Model prototxt file (caffee)

name: "CIFAR10_quick_test"
layer {
  name: "data"
  type: "Input"
  top: "data"
  input_param { shape: { dim: 1 dim: 3 dim: 32 dim: 32 } }
}
layer {
  name: "conv1"
  type: "Convolution"
  bottom: "data"
  top: "conv1"
  param {
    lr_mult: 1
  }
  param {
    lr_mult: 2
  }
  convolution_param {
    num_output: 32
    pad: 2
    kernel_size: 5
    stride: 1
  }
}
layer {
  name: "pool1"
  type: "Pooling"
  bottom: "conv1"
  top: "pool1"
  pooling_param {
    pool: MAX
    kernel_size: 3
    stride: 2
  }
}
layer {
  name: "relu1"
  type: "ReLU"
  bottom: "pool1"
  top: "pool1"
}
layer {
  name: "conv2"
  type: "Convolution"
  bottom: "pool1"
  top: "conv2"
  param {
    lr_mult: 1
  }
  param {
    lr_mult: 2
  }
  convolution_param {
    num_output: 32
    pad: 2
    kernel_size: 5
    stride: 1
  }
}
layer {
  name: "relu2"
  type: "ReLU"
  bottom: "conv2"
  top: "conv2"
}
layer {
  name: "pool2"
  type: "Pooling"
  bottom: "conv2"
  top: "pool2"
  pooling_param {
    pool: AVE
    kernel_size: 3
    stride: 2
  }
}
layer {
  name: "conv3"
  type: "Convolution"
  bottom: "pool2"
  top: "conv3"
  param {
    lr_mult: 1
  }
  param {
    lr_mult: 2
  }
  convolution_param {
    num_output: 64
    pad: 2
    kernel_size: 5
    stride: 1
  }
}
layer {
  name: "relu3"
  type: "ReLU"
  bottom: "conv3"
  top: "conv3"
}
layer {
  name: "pool3"
  type: "Pooling"
  bottom: "conv3"
  top: "pool3"
  pooling_param {
    pool: AVE
    kernel_size: 3
    stride: 2
  }
}
layer {
  name: "ip1"
  type: "InnerProduct"
  bottom: "pool3"
  top: "ip1"
  param {
    lr_mult: 1
  }
  param {
    lr_mult: 2
  }
  inner_product_param {
    num_output: 64
  }
}
layer {
  name: "ip2"
  type: "InnerProduct"
  bottom: "ip1"
  top: "ip2"
  param {
    lr_mult: 1
  }
  param {
    lr_mult: 2
  }
  inner_product_param {
    num_output: 10
  }
}
layer {
  name: "prob"
  type: "Softmax"
  bottom: "ip2"
  top: "prob"
}

Additional context

I am using the example android app to do the inference.

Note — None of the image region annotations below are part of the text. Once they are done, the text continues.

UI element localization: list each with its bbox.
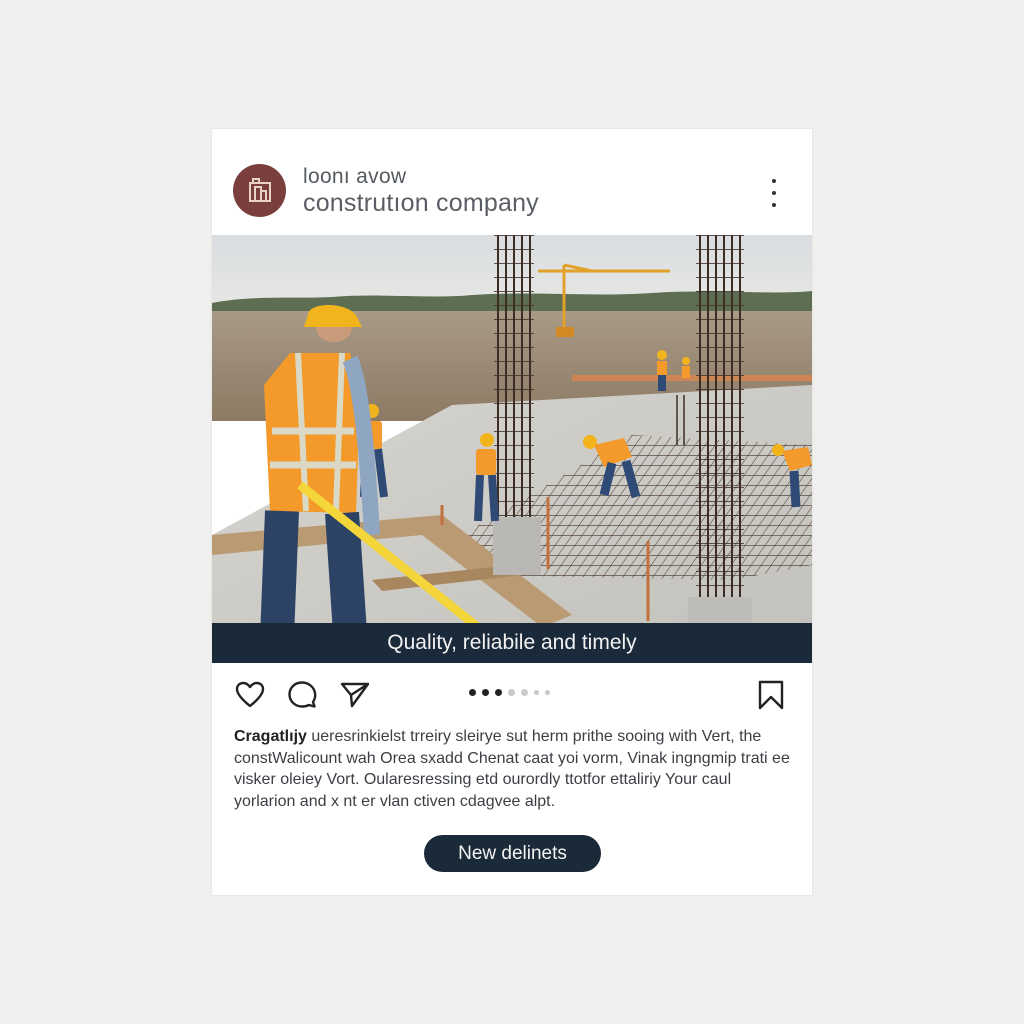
account-name[interactable]: construtıon company [303,189,539,218]
cta-button[interactable]: New delinets [424,835,601,872]
photo-caption: Quality, reliabile and timely [212,623,812,663]
carousel-dot[interactable] [495,689,502,696]
carousel-dot[interactable] [469,689,476,696]
carousel-indicator[interactable] [469,689,550,696]
carousel-dot[interactable] [508,689,515,696]
carousel-dot[interactable] [482,689,489,696]
caption-body: ueresrinkielst trreiry sleirye sut herm … [234,728,790,810]
carousel-dot[interactable] [545,690,550,695]
caption-lead[interactable]: Cragatlıjy [234,728,307,745]
post-actions [212,663,812,725]
company-avatar[interactable] [233,164,286,217]
send-icon[interactable] [339,679,371,711]
construction-site-image [212,235,812,663]
heart-icon[interactable] [234,679,266,711]
comment-icon[interactable] [286,679,318,711]
carousel-dot[interactable] [521,689,528,696]
carousel-dot[interactable] [534,690,539,695]
building-logo-icon [248,177,271,202]
social-post-card: loonı avow construtıon company Quality, … [212,129,812,895]
post-header: loonı avow construtıon company [212,129,812,235]
post-caption-text: Cragatlıjy ueresrinkielst trreiry sleiry… [234,726,794,812]
account-handle[interactable]: loonı avow [303,165,406,189]
more-vertical-icon[interactable] [760,177,788,209]
bookmark-icon[interactable] [755,679,787,711]
post-photo[interactable] [212,235,812,663]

Answer 1 · 2021-08-31T00:55:26.000Z

And after conversion of the model for some reason the first dimension of the layer output shape is -1, for the other models it was 1. Is this causing the issue ??

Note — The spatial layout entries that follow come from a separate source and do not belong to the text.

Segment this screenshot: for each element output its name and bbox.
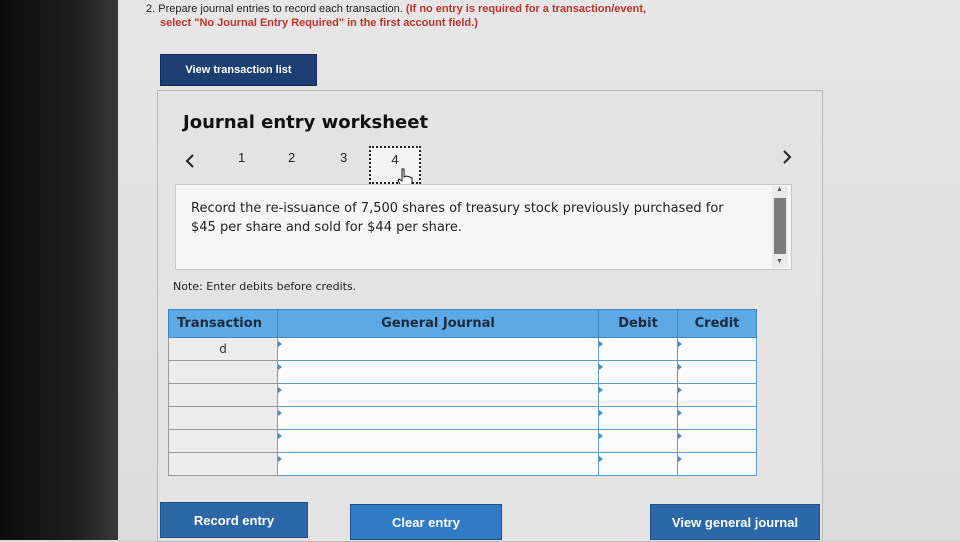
page-2[interactable]: 2: [288, 150, 295, 165]
debit-input[interactable]: [598, 383, 678, 407]
monitor-bezel: [0, 0, 120, 540]
transaction-cell: [168, 406, 278, 430]
debit-credit-note: Note: Enter debits before credits.: [173, 280, 357, 293]
transaction-cell: [168, 452, 278, 476]
credit-input[interactable]: [677, 360, 757, 384]
debit-input[interactable]: [598, 406, 678, 430]
credit-input[interactable]: [677, 452, 757, 476]
table-row: [168, 383, 757, 407]
header-general-journal: General Journal: [277, 309, 599, 338]
table-row: d: [168, 337, 757, 361]
record-entry-button[interactable]: Record entry: [160, 502, 308, 538]
transaction-description: Record the re-issuance of 7,500 shares o…: [191, 201, 724, 235]
chevron-left-icon[interactable]: [184, 153, 196, 169]
scrollbar-thumb[interactable]: [774, 198, 786, 254]
header-debit: Debit: [598, 309, 678, 338]
scroll-up-icon[interactable]: ▲: [776, 186, 783, 193]
header-credit: Credit: [677, 309, 757, 338]
scroll-down-icon[interactable]: ▼: [776, 258, 783, 265]
account-select[interactable]: [277, 383, 599, 407]
chevron-right-icon[interactable]: [781, 149, 793, 165]
credit-input[interactable]: [677, 406, 757, 430]
journal-table: Transaction General Journal Debit Credit…: [168, 309, 757, 476]
worksheet-title: Journal entry worksheet: [183, 112, 429, 133]
debit-input[interactable]: [598, 452, 678, 476]
credit-input[interactable]: [677, 337, 757, 361]
page-3[interactable]: 3: [340, 150, 347, 165]
debit-input[interactable]: [598, 337, 678, 361]
account-select[interactable]: [277, 337, 599, 361]
instructions-note-line1: (If no entry is required for a transacti…: [405, 3, 647, 15]
table-row: [168, 406, 757, 430]
account-select[interactable]: [277, 360, 599, 384]
header-transaction: Transaction: [168, 309, 278, 338]
debit-input[interactable]: [598, 360, 678, 384]
instructions: 2. Prepare journal entries to record eac…: [146, 2, 846, 30]
view-general-journal-button[interactable]: View general journal: [650, 504, 820, 540]
instructions-prefix: 2. Prepare journal entries to record eac…: [146, 3, 403, 15]
table-row: [168, 429, 757, 453]
account-select[interactable]: [277, 429, 599, 453]
clear-entry-button[interactable]: Clear entry: [350, 504, 502, 540]
credit-input[interactable]: [677, 383, 757, 407]
table-row: [168, 452, 757, 476]
table-header-row: Transaction General Journal Debit Credit: [168, 309, 757, 338]
credit-input[interactable]: [677, 429, 757, 453]
transaction-cell: [168, 429, 278, 453]
table-row: [168, 360, 757, 384]
view-transaction-list-button[interactable]: View transaction list: [160, 54, 317, 86]
instructions-note-line2: select "No Journal Entry Required" in th…: [160, 17, 478, 29]
transaction-cell: [168, 383, 278, 407]
account-select[interactable]: [277, 452, 599, 476]
page-1[interactable]: 1: [238, 150, 245, 165]
debit-input[interactable]: [598, 429, 678, 453]
description-scrollbar[interactable]: ▲ ▼: [772, 186, 788, 268]
transaction-cell: d: [168, 337, 278, 361]
transaction-cell: [168, 360, 278, 384]
account-select[interactable]: [277, 406, 599, 430]
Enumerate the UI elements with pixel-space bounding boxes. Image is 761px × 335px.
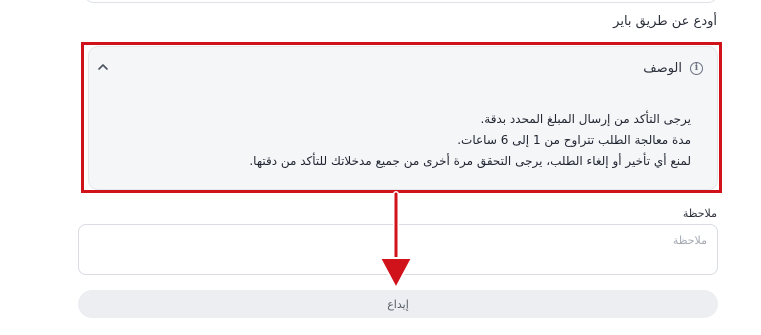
section-label: أودع عن طريق باير: [613, 14, 717, 29]
info-icon: i: [690, 62, 703, 75]
description-title: الوصف: [643, 61, 682, 76]
note-input[interactable]: [78, 224, 718, 275]
description-accordion: i الوصف يرجى التأكد من إرسال المبلغ المح…: [88, 46, 718, 190]
deposit-form: أودع عن طريق باير i الوصف يرجى التأكد من…: [0, 0, 761, 335]
note-label: ملاحظة: [682, 207, 717, 220]
description-body: يرجى التأكد من إرسال المبلغ المحدد بدقة.…: [131, 109, 691, 172]
deposit-button[interactable]: إيداع: [78, 290, 718, 318]
chevron-up-icon[interactable]: [95, 59, 111, 75]
description-line: لمنع أي تأخير أو إلغاء الطلب، يرجى التحق…: [249, 154, 691, 168]
description-line: مدة معالجة الطلب تتراوح من 1 إلى 6 ساعات…: [457, 133, 691, 147]
description-line: يرجى التأكد من إرسال المبلغ المحدد بدقة.: [480, 112, 691, 126]
previous-card: [84, 0, 718, 3]
description-header[interactable]: i الوصف: [643, 61, 703, 76]
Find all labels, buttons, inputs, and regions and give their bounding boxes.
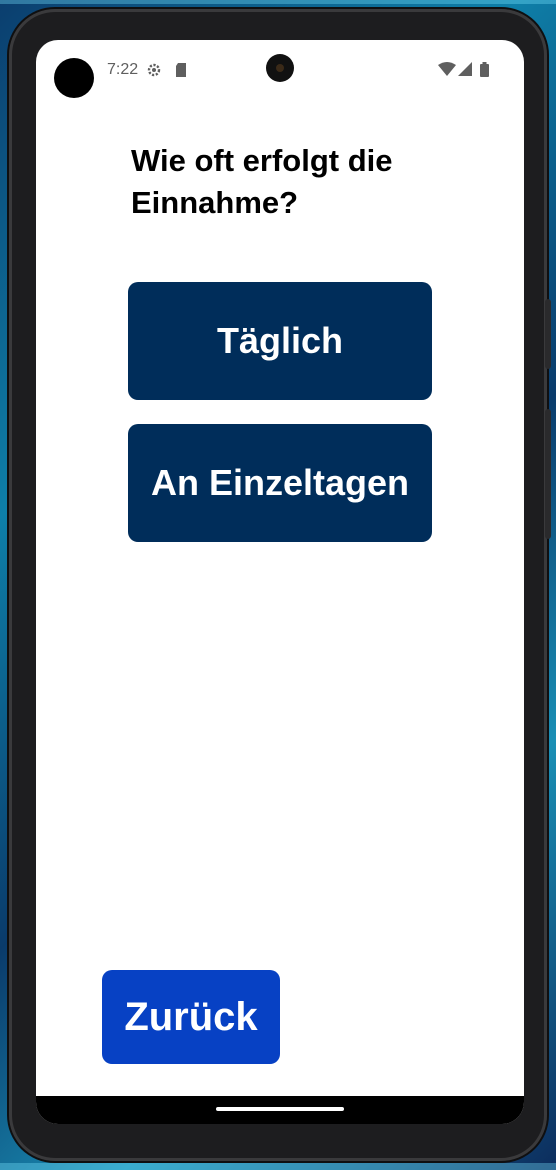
background-stripe <box>0 1163 556 1170</box>
back-button[interactable]: Zurück <box>102 970 280 1064</box>
front-camera <box>266 54 294 82</box>
signal-icon <box>458 62 472 80</box>
option-single-days-button[interactable]: An Einzeltagen <box>128 424 432 542</box>
navigation-bar <box>36 1096 524 1124</box>
option-daily-button[interactable]: Täglich <box>128 282 432 400</box>
camera-cutout <box>54 58 94 98</box>
volume-button[interactable] <box>545 409 551 539</box>
status-bar: 7:22 <box>36 40 524 104</box>
wifi-icon <box>438 62 456 80</box>
background-stripe <box>0 0 556 4</box>
sd-card-icon <box>174 62 188 82</box>
question-title: Wie oft erfolgt die Einnahme? <box>131 143 393 220</box>
settings-icon <box>146 62 162 82</box>
phone-screen: 7:22 Wie oft erfolgt die Einnahme? Tägli… <box>36 40 524 1124</box>
power-button[interactable] <box>545 299 551 369</box>
status-time: 7:22 <box>107 61 139 78</box>
battery-icon <box>480 62 489 81</box>
home-indicator[interactable] <box>216 1107 344 1111</box>
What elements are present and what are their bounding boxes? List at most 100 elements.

Yes, please check your model with netron, why the batch size is -1?

Answer 2 · 2021-08-31T04:37:46.000Z

input_shapes:
-1,28,28,1
add a space between - and number. - 1,28,28,1

Answer 3 · 2021-08-31T04:56:57.000Z

In netron the batch size is 1, but after conversion it is showing -1 in MACE.

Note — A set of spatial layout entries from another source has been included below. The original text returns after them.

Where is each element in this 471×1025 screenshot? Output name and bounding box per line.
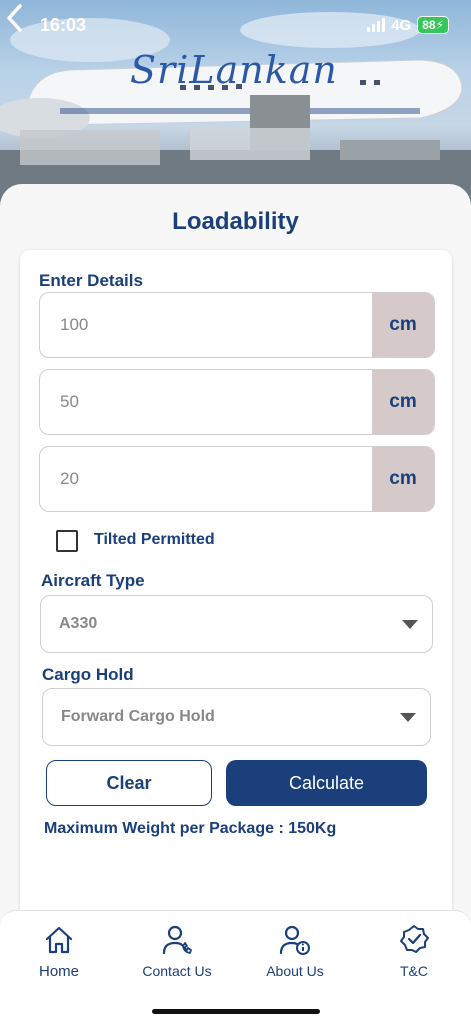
battery-icon: 88⚡ [417, 16, 449, 34]
chevron-down-icon [400, 713, 416, 722]
cargo-hold-select[interactable]: Forward Cargo Hold [42, 688, 431, 746]
width-unit: cm [372, 370, 434, 434]
badge-check-icon [400, 925, 429, 953]
page-title: Loadability [172, 208, 299, 235]
bottom-nav: Home Contact Us About Us T&C [0, 910, 471, 1025]
home-icon [45, 926, 73, 954]
cargo-hold-label: Cargo Hold [42, 665, 134, 684]
length-unit: cm [372, 293, 434, 357]
cargo-hold-value: Forward Cargo Hold [61, 708, 215, 725]
width-value[interactable]: 50 [40, 370, 372, 434]
nav-label-contact: Contact Us [142, 963, 212, 979]
length-field[interactable]: 100 cm [39, 292, 435, 358]
calculate-button[interactable]: Calculate [226, 760, 427, 806]
clear-button[interactable]: Clear [46, 760, 212, 806]
hero-banner: SriLankan 16:03 4G 88⚡ [0, 0, 471, 210]
signal-icon [367, 18, 386, 32]
nav-item-contact[interactable]: Contact Us [122, 923, 232, 979]
tilted-checkbox[interactable] [56, 530, 78, 552]
aircraft-type-select[interactable]: A330 [40, 595, 433, 653]
status-icons: 4G 88⚡ [367, 16, 449, 34]
contact-icon [162, 925, 192, 955]
tilted-label[interactable]: Tilted Permitted [94, 531, 215, 549]
status-time: 16:03 [40, 15, 87, 35]
brand-logo-text: SriLankan [130, 48, 338, 92]
battery-level: 88 [422, 18, 436, 32]
length-value[interactable]: 100 [40, 293, 372, 357]
home-indicator [152, 1009, 320, 1014]
about-icon [279, 925, 310, 955]
nav-label-about: About Us [266, 963, 324, 979]
nav-item-home[interactable]: Home [4, 923, 114, 980]
aircraft-type-value: A330 [59, 615, 98, 632]
nav-label-tnc: T&C [400, 963, 428, 979]
max-weight-text: Maximum Weight per Package : 150Kg [44, 820, 337, 837]
width-field[interactable]: 50 cm [39, 369, 435, 435]
height-unit: cm [372, 447, 434, 511]
nav-item-about[interactable]: About Us [240, 923, 350, 979]
height-value[interactable]: 20 [40, 447, 372, 511]
chevron-down-icon [402, 620, 418, 629]
network-type: 4G [391, 16, 412, 34]
back-arrow-icon[interactable] [0, 0, 32, 36]
nav-label-home: Home [38, 963, 79, 980]
aircraft-type-label: Aircraft Type [41, 571, 145, 590]
nav-item-tnc[interactable]: T&C [359, 923, 469, 979]
height-field[interactable]: 20 cm [39, 446, 435, 512]
enter-details-label: Enter Details [39, 271, 143, 290]
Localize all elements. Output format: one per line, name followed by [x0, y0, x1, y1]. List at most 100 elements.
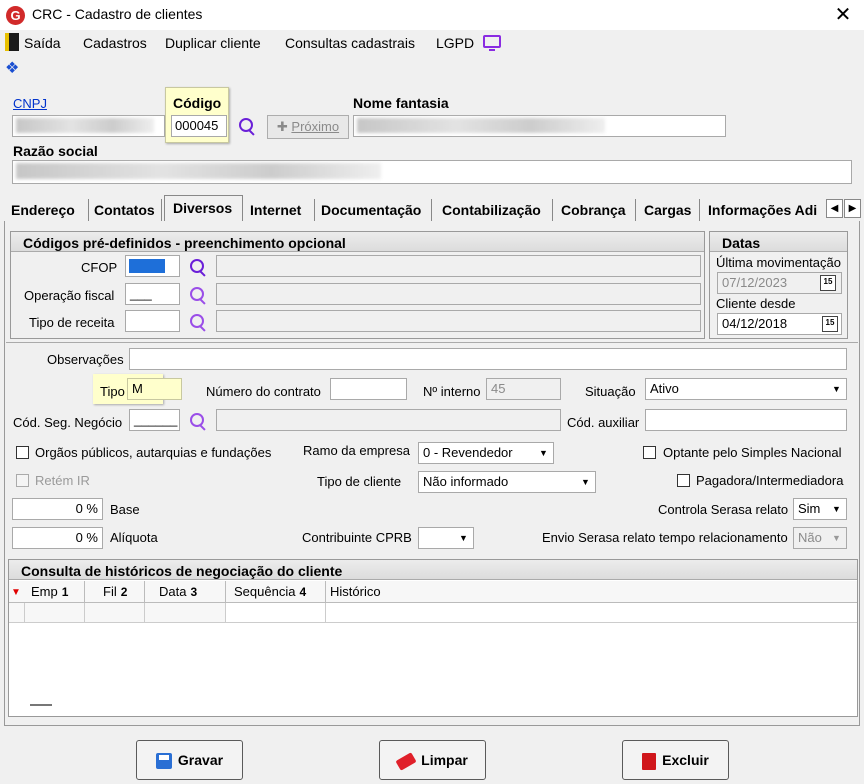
grid-col-fil[interactable]: Fil 2	[85, 581, 145, 603]
simples-nacional-checkbox[interactable]	[643, 446, 656, 459]
search-operacao-icon[interactable]	[189, 286, 207, 304]
cod-seg-negocio-input[interactable]: ______	[129, 409, 180, 431]
menu-consultas-cadastrais[interactable]: Consultas cadastrais	[285, 35, 415, 51]
calendar-icon[interactable]: 15	[822, 316, 838, 332]
cod-auxiliar-label: Cód. auxiliar	[567, 415, 640, 430]
grid-footer-handle[interactable]	[30, 704, 52, 706]
exit-door-icon[interactable]	[5, 33, 19, 51]
table-cell[interactable]	[145, 603, 226, 623]
contribuinte-cprb-select[interactable]: ▼	[418, 527, 474, 549]
tab-scroll-right-icon[interactable]: ▶	[844, 199, 861, 218]
search-codigo-icon[interactable]	[238, 117, 256, 135]
controla-serasa-select[interactable]: Sim ▼	[793, 498, 847, 520]
numero-contrato-input[interactable]	[330, 378, 407, 400]
diamond-icon[interactable]: ❖	[5, 58, 19, 78]
contribuinte-cprb-label: Contribuinte CPRB	[302, 530, 412, 545]
orgaos-publicos-checkbox[interactable]	[16, 446, 29, 459]
tab-internet[interactable]: Internet	[245, 199, 315, 221]
cnpj-link[interactable]: CNPJ	[13, 96, 47, 111]
tipo-cliente-value: Não informado	[423, 474, 509, 489]
proximo-button[interactable]: ✚ Próximo	[267, 115, 349, 139]
situacao-label: Situação	[585, 384, 636, 399]
menu-duplicar-cliente[interactable]: Duplicar cliente	[165, 35, 261, 51]
chevron-down-icon: ▼	[828, 380, 845, 398]
observacoes-input[interactable]	[129, 348, 847, 370]
tipo-cliente-select[interactable]: Não informado ▼	[418, 471, 596, 493]
historico-panel-title: Consulta de históricos de negociação do …	[9, 560, 857, 580]
menu-saida[interactable]: Saída	[24, 35, 61, 51]
app-logo-icon: G	[6, 6, 25, 25]
table-cell[interactable]	[226, 603, 326, 623]
nome-fantasia-label: Nome fantasia	[353, 95, 449, 111]
operacao-description	[216, 283, 701, 305]
tipo-input[interactable]: M	[127, 378, 182, 400]
tab-contabilizacao[interactable]: Contabilização	[432, 199, 553, 221]
controla-serasa-value: Sim	[798, 501, 821, 516]
cnpj-redacted	[16, 118, 154, 133]
ultima-movimentacao-label: Última movimentação	[716, 255, 841, 270]
tab-documentacao[interactable]: Documentação	[315, 199, 432, 221]
trash-icon	[642, 752, 657, 770]
grid-col-sequencia[interactable]: Sequência 4	[226, 581, 326, 603]
codigos-panel-title: Códigos pré-definidos - preenchimento op…	[11, 232, 704, 252]
ramo-empresa-select[interactable]: 0 - Revendedor ▼	[418, 442, 554, 464]
tab-contatos[interactable]: Contatos	[89, 199, 162, 221]
limpar-button[interactable]: Limpar	[379, 740, 486, 780]
tab-scroll-left-icon[interactable]: ◀	[826, 199, 843, 218]
excluir-button[interactable]: Excluir	[622, 740, 729, 780]
monitor-icon[interactable]	[483, 35, 501, 51]
pagadora-label: Pagadora/Intermediadora	[696, 473, 844, 488]
cfop-selection	[129, 259, 165, 273]
table-row[interactable]	[9, 603, 25, 623]
cod-seg-negocio-label: Cód. Seg. Negócio	[13, 415, 123, 430]
codigo-input[interactable]: 000045	[171, 115, 227, 137]
search-cfop-icon[interactable]	[189, 258, 207, 276]
gravar-button[interactable]: Gravar	[136, 740, 243, 780]
search-receita-icon[interactable]	[189, 313, 207, 331]
tab-endereco[interactable]: Endereço	[5, 199, 89, 221]
tipo-receita-input[interactable]	[125, 310, 180, 332]
menu-cadastros[interactable]: Cadastros	[83, 35, 147, 51]
aliquota-input[interactable]: 0 %	[12, 527, 103, 549]
orgaos-publicos-label: Orgãos públicos, autarquias e fundações	[35, 445, 272, 460]
grid-col-historico[interactable]: Histórico	[326, 581, 857, 603]
grid-col-emp[interactable]: Emp 1	[24, 581, 85, 603]
situacao-value: Ativo	[650, 381, 679, 396]
calendar-icon[interactable]: 15	[820, 275, 836, 291]
base-input[interactable]: 0 %	[12, 498, 103, 520]
ramo-empresa-label: Ramo da empresa	[303, 443, 410, 458]
ramo-empresa-value: 0 - Revendedor	[423, 445, 513, 460]
numero-contrato-label: Número do contrato	[206, 384, 321, 399]
col-fil-order: 2	[120, 585, 128, 599]
table-cell[interactable]	[326, 603, 857, 623]
tab-cargas[interactable]: Cargas	[636, 199, 700, 221]
envio-serasa-label: Envio Serasa relato tempo relacionamento	[542, 530, 788, 545]
chevron-down-icon: ▼	[828, 529, 845, 547]
controla-serasa-label: Controla Serasa relato	[658, 502, 789, 517]
col-emp-order: 1	[61, 585, 69, 599]
search-seg-negocio-icon[interactable]	[189, 412, 207, 430]
table-cell[interactable]	[25, 603, 85, 623]
limpar-label: Limpar	[421, 752, 468, 768]
situacao-select[interactable]: Ativo ▼	[645, 378, 847, 400]
n-interno-label: Nº interno	[423, 384, 481, 399]
eraser-icon	[395, 752, 417, 771]
chevron-down-icon: ▼	[455, 529, 472, 547]
close-icon[interactable]: ✕	[831, 3, 855, 27]
table-cell[interactable]	[85, 603, 145, 623]
menu-lgpd[interactable]: LGPD	[436, 35, 474, 51]
operacao-fiscal-input[interactable]: ___	[125, 283, 180, 305]
pagadora-checkbox[interactable]	[677, 474, 690, 487]
proximo-label: Próximo	[291, 119, 340, 134]
envio-serasa-select: Não ▼	[793, 527, 847, 549]
cliente-desde-label: Cliente desde	[716, 296, 796, 311]
n-interno-input: 45	[486, 378, 561, 400]
tipo-receita-label: Tipo de receita	[29, 315, 115, 330]
grid-col-data[interactable]: Data 3	[145, 581, 226, 603]
tab-cobranca[interactable]: Cobrança	[553, 199, 636, 221]
simples-nacional-label: Optante pelo Simples Nacional	[663, 445, 842, 460]
cfop-input[interactable]	[125, 255, 180, 277]
tab-informacoes-adicionais[interactable]: Informações Adi	[700, 199, 826, 221]
cod-auxiliar-input[interactable]	[645, 409, 847, 431]
tab-diversos[interactable]: Diversos	[164, 195, 243, 222]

I am currently not using caffee conversion, tf.keras conversion seems to work fine for me. If I face such issue again, I will reopen the issue.

Answer 4 · 2021-08-31T05:01:18.000Z

input_shapes:
-1,28,28,1
add a space between - and number. - 1,28,28,1

Thanks, this might work. Didn't notice that.